NSW Treasurer Eric Roozendaal announced last week that the NSW Treasury had released audited budget results for 2007-2008. The results shows a dramatic weakening in the State's budget position, with the surplus shrinking to $73 million from a projected $700 million in May.
Treasurer Roozendall stated that the primary reasons for the shortfall were:
- a $160 million shortfall in transfer duty revenue mainly occurring during May and June
- a $222 million shortfall in investment income from the NSW Self Insurance Corporation mainly due to significant falls in share values
- $320 million cost overruns in Health
- an additional $150 million grant to RailCorp.
The very large overruns in Health costs would appear to explain the recurrent stories about health institutions unable to pay for immediate needs whether bandages or stamps.

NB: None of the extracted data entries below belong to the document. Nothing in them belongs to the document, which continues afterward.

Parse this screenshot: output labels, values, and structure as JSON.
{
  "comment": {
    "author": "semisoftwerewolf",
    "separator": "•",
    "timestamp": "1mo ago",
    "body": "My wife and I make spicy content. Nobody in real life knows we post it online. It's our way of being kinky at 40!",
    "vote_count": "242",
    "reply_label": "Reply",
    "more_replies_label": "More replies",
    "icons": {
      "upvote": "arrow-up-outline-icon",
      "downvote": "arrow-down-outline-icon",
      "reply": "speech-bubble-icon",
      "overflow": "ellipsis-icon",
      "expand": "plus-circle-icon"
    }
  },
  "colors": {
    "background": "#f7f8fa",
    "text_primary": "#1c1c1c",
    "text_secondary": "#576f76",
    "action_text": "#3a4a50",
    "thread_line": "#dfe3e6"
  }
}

Weak property prices, together with fewer property transactions, mean that the shortfall in transfer duty revenues has continued - $90 million below forecast in July, $103 million in August, $77 million in September.
According to Imre Salusinszky in The Australian, these lower revenues mean that the budget two months into the financial year is in deficit to the tune of $163 million, making the projected $268 million surplus for 2008-09 out of reach in the absence of cuts to recurrent spending -- which is likely to mean agency amalgamations and public service job cuts.